Compared with the artist, the scientific man, regarded as a phenomenon, is indeed a sign of a certain storing-up and levelling-down of life (but also of an increase of strength, severity, hardness, and will-power). To what extent can falsity and indifference towards truth and utility be a sign of youth, of childishness, in the artist? ... Their habitual manner, their unreasonableness, their ignorance of themselves, their indifference to "eternal values," their seriousness in play, their lack of dignity; clowns and gods in one; the saint and the rabble.... Imitation as an imperious instinct.—Do not artists of ascending life and artists of degeneration belong to all phases? ... Yes!

817.

Would any link be missing in the whole chain of science and art, if woman, if woman's work, were excluded from it?

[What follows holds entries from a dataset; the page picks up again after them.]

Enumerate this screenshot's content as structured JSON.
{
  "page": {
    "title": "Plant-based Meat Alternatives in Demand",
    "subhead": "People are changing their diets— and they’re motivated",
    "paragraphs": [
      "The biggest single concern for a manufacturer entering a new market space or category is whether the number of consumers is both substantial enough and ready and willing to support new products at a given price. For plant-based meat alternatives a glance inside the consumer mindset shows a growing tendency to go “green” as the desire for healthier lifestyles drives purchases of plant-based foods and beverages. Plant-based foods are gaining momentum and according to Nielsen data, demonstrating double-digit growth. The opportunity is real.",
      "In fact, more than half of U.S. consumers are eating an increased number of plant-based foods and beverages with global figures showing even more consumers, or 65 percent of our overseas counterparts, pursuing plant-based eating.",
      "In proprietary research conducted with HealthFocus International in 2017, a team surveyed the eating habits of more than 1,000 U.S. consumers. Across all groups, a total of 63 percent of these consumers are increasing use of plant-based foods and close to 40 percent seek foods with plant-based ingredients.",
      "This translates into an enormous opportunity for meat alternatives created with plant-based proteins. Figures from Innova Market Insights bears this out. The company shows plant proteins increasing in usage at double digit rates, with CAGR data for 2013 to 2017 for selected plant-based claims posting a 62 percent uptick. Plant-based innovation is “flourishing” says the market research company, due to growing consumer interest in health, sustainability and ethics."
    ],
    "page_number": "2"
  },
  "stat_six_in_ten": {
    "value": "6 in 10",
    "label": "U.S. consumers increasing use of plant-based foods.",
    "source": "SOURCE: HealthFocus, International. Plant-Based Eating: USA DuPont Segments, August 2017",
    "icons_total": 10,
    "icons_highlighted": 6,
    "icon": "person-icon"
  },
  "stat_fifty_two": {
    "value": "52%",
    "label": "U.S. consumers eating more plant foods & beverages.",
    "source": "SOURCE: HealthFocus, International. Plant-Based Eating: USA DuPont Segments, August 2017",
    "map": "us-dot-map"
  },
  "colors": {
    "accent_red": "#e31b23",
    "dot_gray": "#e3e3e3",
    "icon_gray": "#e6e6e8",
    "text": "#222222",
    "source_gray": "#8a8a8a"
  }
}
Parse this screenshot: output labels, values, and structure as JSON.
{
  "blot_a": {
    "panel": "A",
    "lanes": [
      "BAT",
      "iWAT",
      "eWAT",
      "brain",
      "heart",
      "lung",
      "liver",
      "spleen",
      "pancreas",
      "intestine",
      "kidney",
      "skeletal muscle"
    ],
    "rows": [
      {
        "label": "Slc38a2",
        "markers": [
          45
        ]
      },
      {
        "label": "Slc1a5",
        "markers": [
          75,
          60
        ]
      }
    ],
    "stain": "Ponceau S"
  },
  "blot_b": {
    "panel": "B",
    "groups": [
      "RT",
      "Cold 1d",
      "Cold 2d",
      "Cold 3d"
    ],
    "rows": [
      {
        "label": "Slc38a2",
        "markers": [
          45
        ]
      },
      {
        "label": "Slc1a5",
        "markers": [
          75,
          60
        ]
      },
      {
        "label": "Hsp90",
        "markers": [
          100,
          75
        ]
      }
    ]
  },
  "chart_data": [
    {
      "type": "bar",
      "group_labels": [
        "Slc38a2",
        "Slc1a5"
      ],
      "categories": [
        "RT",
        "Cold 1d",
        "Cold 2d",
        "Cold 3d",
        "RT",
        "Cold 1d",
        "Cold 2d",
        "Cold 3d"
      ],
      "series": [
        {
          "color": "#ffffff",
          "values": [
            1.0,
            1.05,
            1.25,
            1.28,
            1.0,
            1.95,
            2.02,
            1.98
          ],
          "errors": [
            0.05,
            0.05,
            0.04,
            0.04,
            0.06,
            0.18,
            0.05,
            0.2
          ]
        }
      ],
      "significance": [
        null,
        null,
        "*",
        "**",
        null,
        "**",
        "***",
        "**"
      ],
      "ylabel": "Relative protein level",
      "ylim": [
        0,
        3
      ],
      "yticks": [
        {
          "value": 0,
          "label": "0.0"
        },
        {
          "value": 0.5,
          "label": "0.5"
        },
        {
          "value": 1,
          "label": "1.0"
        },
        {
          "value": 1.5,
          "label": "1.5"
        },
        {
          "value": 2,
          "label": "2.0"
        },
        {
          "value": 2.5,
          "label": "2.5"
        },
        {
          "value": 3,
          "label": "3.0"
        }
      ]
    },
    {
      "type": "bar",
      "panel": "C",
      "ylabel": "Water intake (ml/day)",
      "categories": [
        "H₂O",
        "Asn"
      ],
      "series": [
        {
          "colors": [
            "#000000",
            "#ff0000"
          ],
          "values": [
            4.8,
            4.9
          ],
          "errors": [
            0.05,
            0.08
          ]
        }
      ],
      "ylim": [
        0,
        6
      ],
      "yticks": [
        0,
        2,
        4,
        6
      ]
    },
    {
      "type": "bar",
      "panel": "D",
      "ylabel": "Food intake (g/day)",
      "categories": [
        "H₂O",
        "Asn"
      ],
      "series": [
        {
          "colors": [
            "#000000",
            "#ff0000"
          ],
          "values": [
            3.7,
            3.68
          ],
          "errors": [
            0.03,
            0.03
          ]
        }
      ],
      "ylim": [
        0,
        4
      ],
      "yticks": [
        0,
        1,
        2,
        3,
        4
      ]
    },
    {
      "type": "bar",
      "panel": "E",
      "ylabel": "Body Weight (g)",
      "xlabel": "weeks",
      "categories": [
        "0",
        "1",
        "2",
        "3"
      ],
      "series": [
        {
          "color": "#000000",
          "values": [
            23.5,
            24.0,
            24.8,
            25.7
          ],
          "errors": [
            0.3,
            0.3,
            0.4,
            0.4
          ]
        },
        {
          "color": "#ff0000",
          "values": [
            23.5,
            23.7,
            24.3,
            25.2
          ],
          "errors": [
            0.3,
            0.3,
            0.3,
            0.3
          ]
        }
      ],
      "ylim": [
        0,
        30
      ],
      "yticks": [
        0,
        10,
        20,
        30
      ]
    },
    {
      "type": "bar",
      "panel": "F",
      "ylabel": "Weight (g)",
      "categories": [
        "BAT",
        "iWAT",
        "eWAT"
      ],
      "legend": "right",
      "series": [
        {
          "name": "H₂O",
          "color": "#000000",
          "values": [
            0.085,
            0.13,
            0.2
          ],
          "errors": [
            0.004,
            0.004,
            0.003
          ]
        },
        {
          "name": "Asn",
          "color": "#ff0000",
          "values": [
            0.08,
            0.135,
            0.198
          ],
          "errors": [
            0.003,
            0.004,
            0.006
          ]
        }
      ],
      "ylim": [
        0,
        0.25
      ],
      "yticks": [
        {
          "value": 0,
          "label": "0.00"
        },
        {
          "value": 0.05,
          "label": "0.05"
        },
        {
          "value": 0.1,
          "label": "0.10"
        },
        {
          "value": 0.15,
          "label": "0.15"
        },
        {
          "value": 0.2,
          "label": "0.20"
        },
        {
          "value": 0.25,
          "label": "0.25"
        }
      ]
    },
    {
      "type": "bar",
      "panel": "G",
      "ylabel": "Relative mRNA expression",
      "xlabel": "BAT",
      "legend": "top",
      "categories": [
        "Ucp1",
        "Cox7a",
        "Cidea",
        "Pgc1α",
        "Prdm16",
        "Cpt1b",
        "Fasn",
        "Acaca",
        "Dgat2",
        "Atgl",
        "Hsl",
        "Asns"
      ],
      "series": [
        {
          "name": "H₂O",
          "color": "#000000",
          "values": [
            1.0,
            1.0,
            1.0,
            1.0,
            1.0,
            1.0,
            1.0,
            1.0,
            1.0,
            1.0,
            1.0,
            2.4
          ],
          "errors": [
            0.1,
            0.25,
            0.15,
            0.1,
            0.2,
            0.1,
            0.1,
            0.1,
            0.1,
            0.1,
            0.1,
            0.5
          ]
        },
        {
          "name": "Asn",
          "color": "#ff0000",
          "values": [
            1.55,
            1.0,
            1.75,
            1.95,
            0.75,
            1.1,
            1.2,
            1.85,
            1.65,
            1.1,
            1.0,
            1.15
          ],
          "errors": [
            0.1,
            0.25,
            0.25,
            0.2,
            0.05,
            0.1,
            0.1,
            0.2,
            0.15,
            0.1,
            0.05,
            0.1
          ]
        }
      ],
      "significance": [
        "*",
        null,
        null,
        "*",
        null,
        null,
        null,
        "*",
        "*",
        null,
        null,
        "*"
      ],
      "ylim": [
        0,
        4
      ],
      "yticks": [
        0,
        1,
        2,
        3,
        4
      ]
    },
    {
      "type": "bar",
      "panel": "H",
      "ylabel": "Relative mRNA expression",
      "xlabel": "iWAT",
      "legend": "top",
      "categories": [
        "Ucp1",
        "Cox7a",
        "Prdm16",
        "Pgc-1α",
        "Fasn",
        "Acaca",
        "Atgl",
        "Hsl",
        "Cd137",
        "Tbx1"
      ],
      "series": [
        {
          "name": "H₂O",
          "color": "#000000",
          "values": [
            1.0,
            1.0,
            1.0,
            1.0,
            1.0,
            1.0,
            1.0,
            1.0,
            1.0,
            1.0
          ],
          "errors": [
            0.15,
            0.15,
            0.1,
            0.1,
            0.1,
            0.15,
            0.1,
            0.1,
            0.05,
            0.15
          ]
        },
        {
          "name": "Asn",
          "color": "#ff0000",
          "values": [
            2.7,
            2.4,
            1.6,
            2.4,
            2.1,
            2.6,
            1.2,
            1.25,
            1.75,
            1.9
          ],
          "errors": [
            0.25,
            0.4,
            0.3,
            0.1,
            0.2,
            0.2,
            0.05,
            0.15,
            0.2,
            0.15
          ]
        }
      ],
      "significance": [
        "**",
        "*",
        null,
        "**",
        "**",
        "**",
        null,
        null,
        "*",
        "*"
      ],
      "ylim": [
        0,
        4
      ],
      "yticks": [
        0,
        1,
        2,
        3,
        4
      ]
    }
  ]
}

Let us acknowledge the exception—it proves the rule—that woman is capable of perfection in everything which does not constitute a work: in letters, in memoirs, in the most intricate handiwork—in short, in everything which is not a craft; and just precisely because in the things mentioned woman perfects herself, because in them she obeys the only artistic impulse in her nature,—which is to captivate.... But what has woman to do with the passionate indifference of the genuine artist who sees more importance in a breath, in a sound, in the merest trifle, than in himself?—who with all his five fingers gropes for his most secret and hidden treasures?—who attributes no value to anything unless it knows how to take shape (unless it surrenders itself, unless it visualises itself in some way). Art as it is practised by artists—do you not understand what it is? is it not an outrage on all our pudeurs? ... Only in this century has woman dared to try her hand at literature ("Vers la canaille plumière écrivassière," to speak with old Mirabeau): woman now writes, she now paints, she is losing her instincts. And to what purpose, if one may put such a question?

818.

A man is an artist to the extent to which he regards everything that inartistic people call "form" as the actual substance, as the "principal" thing. With such ideas a man certainly belongs to a world upside down: for henceforward substance seems to him something merely formal,—his own life included.

819.

A sense for, and a delight in, nuances (which is characteristic of modernity), in that which is not general, runs counter to the instinct which finds its joy and its strength in grasping what is typical: like Greek taste in its best period. In this there is an overcoming of the plenitude of life; restraint dominates, the peace of the strong soul which is slow to move and which feels a certain repugnance towards excessive activity is defeated. The general rule, the law, is honoured and made prominent, conversely, the exception is laid aside, and shades are suppressed. All that which is firm, mighty, solid, life resting on a broad and powerful basis, concealing its strength this pleases: i.e. it corresponds with what we think of ourselves.

820.

In the main I am much more in favour of artists than any philosopher that has appeared hitherto: artists, at least, did not lose sight of the great course which life pursues; they loved the things "of this world,"—they loved their senses. To strive after "spirituality," in cases where this is not pure hypocrisy or self-deception, seems to me to be either a misunderstanding, a disease, or a cure, I wish myself, and all those who live without the troubles of a puritanical conscience, and who are able to live in this way, an ever greater spiritualisation and multiplication of the senses. Indeed, we would fain be grateful to the senses for their subtlety, power, and plenitude, and on that account offer them the best we have in the way of spirit. What do we care about priestly and metaphysical anathemas upon the senses? We no longer require to treat them in this way: it is a sign of well-constitutedness when a man like Goethe clings with ever greater joy and heartiness to the "things of this world"—in this way he holds firmly to the grand concept of mankind, which is that man becomes the glorifying power of existence when he learns to glorify himself.